• Sally Love

Learning my rage


I have been reading about rage for a few years. I remember the first time I came across the words rage and motherhood in the same sentence. A sense of relief, of being seen, washed over my insides, like a wave over rocks. Rage, this secret, shameful emotion. Or so I thought up until that point. Since then I've gotten more and more curious about it. Why? Because I am a mother of a 6 year old, a 4 year old and currently 20 weeks pregnant with our lucky last little bundle of joy and hormones and morning sickness and overwhelming feelings. Of course his name won't be that and I won't associate him with these feelings once he's in the world. The rush of newborn hormones will hold me for a while and I am very much looking forward to those. 

But back to rage. Molly Caro May was the one who introduced me to rage and motherhood and the legitimate normalcy of feeling rage, especially as a mother. Before children I had never before felt rage like I do now. I know that it is accumulative, for me anyway. The same as depression. Slowly building over time. A cup of tiredness, a sprinkle of repeating myself like a broken record with no response from the smalls, no prioritising of my own needs throughout the day, possibly food being thrown across the table and I'm done. Red. Exploding head emoji. The angry lioness monster emerges. The edges are blurry. The fear in their eyes is real and my husband pushing me towards the bedroom with the words 'just walk away' echoing off my back. 

Now, I know it's ok to feel rage. I know it's important to be in and really express my emotions, including rage. I am also learning that to express my rage in front of others, namely my children and my husband, is to deem myself powerless. Is to loose any kind of healing around the expression. Is to cause more hurt and damage then I could ever wish for. 

When the lioness monster emerges I cannot take back what was said or the noises I made. I can't erase the moment of total loss of control. But I can quietly, humbly explain and apologise to each individual. I can clean up my own messes. I know that is important. Somewhere deep in my notes on my phone when miss 6 was miss 3 months I wrote down something a psychologist told me at a talk I went to on parenting 'It's what you do afterwards that matters. That either heals or causes damage. Acknowledge the hurt.' I guess it resonated with me then but I can see and feel the value in that message now more then ever. Clean my own shit up. 

 I am on a journey of learning to express my rage seperate from my family. In private. For my own healths sake and the sake of my family. 

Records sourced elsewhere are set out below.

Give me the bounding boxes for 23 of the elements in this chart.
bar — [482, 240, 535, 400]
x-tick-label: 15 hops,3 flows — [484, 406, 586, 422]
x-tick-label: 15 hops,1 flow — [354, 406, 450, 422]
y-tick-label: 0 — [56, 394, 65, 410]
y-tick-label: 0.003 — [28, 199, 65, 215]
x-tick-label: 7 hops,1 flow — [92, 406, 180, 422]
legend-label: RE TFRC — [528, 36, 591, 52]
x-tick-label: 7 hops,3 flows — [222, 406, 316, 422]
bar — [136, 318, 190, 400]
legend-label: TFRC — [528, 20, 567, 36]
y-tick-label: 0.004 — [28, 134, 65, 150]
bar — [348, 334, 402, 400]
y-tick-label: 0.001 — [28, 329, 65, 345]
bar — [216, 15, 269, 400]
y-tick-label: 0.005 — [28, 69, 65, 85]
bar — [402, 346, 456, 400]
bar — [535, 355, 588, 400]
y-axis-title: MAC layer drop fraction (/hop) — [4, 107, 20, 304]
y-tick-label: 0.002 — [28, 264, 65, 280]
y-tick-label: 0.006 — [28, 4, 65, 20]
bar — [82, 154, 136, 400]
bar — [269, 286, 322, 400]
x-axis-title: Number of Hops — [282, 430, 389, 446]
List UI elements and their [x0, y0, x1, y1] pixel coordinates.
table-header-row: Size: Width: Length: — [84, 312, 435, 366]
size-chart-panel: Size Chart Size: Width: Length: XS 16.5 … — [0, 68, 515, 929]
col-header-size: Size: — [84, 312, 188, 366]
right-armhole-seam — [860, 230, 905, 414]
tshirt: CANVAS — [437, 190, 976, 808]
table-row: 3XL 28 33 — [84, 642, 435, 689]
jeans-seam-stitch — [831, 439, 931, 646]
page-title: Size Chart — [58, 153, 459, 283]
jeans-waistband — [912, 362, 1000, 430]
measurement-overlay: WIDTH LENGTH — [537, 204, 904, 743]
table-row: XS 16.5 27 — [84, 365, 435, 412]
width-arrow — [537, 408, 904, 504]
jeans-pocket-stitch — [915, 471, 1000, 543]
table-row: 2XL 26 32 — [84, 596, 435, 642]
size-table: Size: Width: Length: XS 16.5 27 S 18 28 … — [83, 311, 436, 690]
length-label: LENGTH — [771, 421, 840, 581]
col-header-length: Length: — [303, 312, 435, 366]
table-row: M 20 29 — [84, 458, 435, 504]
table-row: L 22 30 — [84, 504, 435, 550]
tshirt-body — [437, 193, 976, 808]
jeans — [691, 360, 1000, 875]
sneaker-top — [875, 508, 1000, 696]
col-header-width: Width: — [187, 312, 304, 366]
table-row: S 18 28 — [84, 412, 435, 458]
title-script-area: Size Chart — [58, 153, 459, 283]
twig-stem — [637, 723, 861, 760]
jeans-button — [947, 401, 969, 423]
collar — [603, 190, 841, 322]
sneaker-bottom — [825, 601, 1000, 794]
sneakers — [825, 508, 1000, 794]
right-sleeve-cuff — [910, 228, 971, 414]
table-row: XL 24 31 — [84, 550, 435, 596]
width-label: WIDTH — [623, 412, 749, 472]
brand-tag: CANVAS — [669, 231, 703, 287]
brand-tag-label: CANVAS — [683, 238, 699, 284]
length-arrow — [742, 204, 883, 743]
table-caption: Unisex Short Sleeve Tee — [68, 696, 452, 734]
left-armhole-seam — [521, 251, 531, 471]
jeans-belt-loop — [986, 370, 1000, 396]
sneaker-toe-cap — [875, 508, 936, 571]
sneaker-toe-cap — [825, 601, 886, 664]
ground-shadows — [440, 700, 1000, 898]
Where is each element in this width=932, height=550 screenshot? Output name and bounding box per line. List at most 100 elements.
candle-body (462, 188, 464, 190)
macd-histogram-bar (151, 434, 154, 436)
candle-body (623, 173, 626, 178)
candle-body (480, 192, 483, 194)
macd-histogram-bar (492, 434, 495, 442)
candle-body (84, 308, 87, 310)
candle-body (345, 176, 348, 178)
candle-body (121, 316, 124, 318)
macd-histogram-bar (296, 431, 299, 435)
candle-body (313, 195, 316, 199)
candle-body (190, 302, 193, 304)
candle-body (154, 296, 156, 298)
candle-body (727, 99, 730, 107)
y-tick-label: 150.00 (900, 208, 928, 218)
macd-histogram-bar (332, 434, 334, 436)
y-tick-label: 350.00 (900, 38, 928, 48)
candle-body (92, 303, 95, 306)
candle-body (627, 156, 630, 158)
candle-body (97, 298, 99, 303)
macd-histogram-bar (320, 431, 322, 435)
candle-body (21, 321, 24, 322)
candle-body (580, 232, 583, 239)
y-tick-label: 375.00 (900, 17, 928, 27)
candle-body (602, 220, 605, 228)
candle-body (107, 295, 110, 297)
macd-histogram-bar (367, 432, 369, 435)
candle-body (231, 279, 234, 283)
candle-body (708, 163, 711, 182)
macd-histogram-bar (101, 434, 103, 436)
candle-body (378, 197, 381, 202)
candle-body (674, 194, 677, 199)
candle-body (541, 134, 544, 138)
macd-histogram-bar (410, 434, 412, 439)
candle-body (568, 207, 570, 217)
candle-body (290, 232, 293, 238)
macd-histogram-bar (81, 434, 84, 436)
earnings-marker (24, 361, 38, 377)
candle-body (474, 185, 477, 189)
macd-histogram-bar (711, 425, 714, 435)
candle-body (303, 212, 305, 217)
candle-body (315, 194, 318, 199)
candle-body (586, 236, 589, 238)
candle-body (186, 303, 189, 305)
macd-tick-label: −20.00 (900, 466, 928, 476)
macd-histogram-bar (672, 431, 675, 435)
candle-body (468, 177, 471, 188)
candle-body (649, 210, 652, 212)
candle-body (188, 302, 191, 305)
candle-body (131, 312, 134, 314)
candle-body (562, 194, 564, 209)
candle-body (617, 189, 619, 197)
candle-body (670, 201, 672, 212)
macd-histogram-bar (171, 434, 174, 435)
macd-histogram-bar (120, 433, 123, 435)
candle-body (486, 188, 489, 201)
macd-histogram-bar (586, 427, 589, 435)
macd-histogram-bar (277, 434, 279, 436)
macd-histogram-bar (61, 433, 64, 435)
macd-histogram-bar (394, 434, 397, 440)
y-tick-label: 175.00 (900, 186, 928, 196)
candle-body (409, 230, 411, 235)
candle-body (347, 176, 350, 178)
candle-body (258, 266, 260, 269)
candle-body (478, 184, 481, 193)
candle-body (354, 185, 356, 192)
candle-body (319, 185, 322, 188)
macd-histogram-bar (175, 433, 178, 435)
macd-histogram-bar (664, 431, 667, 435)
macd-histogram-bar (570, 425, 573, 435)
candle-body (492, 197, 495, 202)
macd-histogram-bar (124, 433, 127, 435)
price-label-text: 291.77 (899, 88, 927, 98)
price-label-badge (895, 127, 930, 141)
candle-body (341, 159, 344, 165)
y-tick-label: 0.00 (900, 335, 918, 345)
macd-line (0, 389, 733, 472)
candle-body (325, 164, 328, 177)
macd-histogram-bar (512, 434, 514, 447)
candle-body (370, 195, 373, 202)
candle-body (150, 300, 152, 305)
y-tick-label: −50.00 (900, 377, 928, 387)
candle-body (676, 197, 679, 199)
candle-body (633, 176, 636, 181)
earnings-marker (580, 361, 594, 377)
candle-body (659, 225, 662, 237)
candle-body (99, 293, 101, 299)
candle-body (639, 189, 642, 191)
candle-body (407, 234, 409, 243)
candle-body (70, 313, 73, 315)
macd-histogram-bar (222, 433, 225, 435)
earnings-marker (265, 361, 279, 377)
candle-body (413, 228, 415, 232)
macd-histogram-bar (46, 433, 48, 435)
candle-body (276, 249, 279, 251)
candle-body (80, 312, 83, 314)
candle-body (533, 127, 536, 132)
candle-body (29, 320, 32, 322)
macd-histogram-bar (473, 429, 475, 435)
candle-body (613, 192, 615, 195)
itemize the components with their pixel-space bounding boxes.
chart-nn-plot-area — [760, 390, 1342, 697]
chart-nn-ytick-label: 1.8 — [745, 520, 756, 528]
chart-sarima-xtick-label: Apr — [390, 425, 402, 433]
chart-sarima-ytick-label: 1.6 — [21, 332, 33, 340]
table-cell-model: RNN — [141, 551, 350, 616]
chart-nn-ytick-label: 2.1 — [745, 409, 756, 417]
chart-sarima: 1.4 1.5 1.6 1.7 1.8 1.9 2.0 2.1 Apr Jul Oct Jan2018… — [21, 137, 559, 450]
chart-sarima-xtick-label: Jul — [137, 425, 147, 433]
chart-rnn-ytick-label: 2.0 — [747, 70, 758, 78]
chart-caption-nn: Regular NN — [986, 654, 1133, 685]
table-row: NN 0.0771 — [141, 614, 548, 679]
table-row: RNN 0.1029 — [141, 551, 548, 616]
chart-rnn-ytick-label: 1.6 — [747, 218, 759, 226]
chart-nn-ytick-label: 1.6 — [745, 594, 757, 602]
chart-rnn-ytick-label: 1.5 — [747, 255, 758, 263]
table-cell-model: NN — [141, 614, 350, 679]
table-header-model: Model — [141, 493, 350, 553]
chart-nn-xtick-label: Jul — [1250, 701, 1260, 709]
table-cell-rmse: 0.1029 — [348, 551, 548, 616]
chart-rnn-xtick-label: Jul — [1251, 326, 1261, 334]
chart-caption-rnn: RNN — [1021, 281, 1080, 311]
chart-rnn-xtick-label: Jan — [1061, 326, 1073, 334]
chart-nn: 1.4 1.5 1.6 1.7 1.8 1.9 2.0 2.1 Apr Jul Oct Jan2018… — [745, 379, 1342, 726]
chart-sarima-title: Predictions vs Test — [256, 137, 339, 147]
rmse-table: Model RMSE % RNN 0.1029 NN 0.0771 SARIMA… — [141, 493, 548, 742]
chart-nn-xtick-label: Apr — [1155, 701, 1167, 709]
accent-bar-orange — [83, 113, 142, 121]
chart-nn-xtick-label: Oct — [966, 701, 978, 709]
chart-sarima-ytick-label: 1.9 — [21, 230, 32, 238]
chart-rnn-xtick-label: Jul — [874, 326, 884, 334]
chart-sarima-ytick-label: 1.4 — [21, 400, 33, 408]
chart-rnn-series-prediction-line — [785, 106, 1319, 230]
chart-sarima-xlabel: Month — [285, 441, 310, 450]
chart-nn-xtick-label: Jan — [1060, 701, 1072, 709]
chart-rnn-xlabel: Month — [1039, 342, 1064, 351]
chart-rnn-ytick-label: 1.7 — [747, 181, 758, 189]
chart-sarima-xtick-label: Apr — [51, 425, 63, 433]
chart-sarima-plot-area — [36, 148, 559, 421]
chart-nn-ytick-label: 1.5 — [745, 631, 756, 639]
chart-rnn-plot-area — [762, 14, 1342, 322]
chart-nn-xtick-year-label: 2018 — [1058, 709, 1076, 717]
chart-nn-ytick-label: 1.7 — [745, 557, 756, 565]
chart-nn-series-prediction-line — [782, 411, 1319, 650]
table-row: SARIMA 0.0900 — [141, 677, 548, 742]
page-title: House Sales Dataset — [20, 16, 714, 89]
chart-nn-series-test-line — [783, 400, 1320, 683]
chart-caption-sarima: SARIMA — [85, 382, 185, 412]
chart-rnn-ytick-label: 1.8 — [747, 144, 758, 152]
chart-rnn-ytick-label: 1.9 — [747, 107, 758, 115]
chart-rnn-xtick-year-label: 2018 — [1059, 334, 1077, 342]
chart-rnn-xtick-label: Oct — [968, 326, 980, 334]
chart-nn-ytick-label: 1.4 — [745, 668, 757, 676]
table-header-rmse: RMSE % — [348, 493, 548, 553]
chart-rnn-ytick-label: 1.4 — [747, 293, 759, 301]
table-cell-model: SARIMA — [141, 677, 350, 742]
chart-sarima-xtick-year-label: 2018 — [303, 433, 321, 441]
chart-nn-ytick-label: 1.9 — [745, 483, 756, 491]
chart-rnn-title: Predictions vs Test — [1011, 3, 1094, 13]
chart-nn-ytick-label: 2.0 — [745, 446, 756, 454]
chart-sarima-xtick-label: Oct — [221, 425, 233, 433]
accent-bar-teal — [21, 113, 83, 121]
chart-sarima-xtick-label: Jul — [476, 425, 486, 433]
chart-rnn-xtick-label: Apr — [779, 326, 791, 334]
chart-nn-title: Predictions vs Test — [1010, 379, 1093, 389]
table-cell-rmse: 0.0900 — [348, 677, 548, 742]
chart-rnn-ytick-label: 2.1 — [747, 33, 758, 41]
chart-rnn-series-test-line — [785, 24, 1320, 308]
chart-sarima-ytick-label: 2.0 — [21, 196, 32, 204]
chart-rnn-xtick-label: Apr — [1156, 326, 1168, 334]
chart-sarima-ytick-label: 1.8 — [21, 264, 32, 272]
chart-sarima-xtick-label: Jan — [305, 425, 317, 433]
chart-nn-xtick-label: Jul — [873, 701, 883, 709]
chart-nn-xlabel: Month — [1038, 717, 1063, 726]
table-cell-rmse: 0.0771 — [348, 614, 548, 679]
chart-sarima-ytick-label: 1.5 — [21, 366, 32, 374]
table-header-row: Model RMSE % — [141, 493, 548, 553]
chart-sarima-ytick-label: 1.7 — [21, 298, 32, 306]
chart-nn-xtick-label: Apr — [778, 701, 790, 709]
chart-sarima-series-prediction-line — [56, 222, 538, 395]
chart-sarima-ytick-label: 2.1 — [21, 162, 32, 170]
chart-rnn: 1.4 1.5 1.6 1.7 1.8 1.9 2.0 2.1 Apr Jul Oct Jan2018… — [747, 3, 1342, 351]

Recently I did a nervous system healing course and the teacher, far away on a little island in Hawaii with poor reception, explained that screaming into the earth, into Mother Earth is where we can find support. Where we can feel held. I practiced into a pillow because, city living. It did feel good. Something in me felt elevated. I couldn't tell if it was endorphins, releasing emotions or head spins from leaning forward. My heart was pounding afterwards. 

Another suggestion I had was to try and catch a breath just before the explosion of rage. In that breath...walk away. Remove myself from the situation. Become less attached to what is going on. Does it really matter that much? 

In the past I would self medicate with alcohol. Not raging drunk but a glass or two to take the edge off. I can't do that in my current situation because, pregnant. With this in mind I am actually really glad, grateful even, that this is my current awareness. My current learning. I'm hoping once mr newborn arrives I can remember that there are other ways to self medicate other then alcohol or food or other forms of self abuse. 

I've noticed on the days I do my sacred 4 (meditate, write, stretch, exercise) I feel on the front foot and can handle almost anything that is thrown my way. Including overcooked, kid friendly, salmon. Still learning. 

What are ways you feel you can deal with your rage?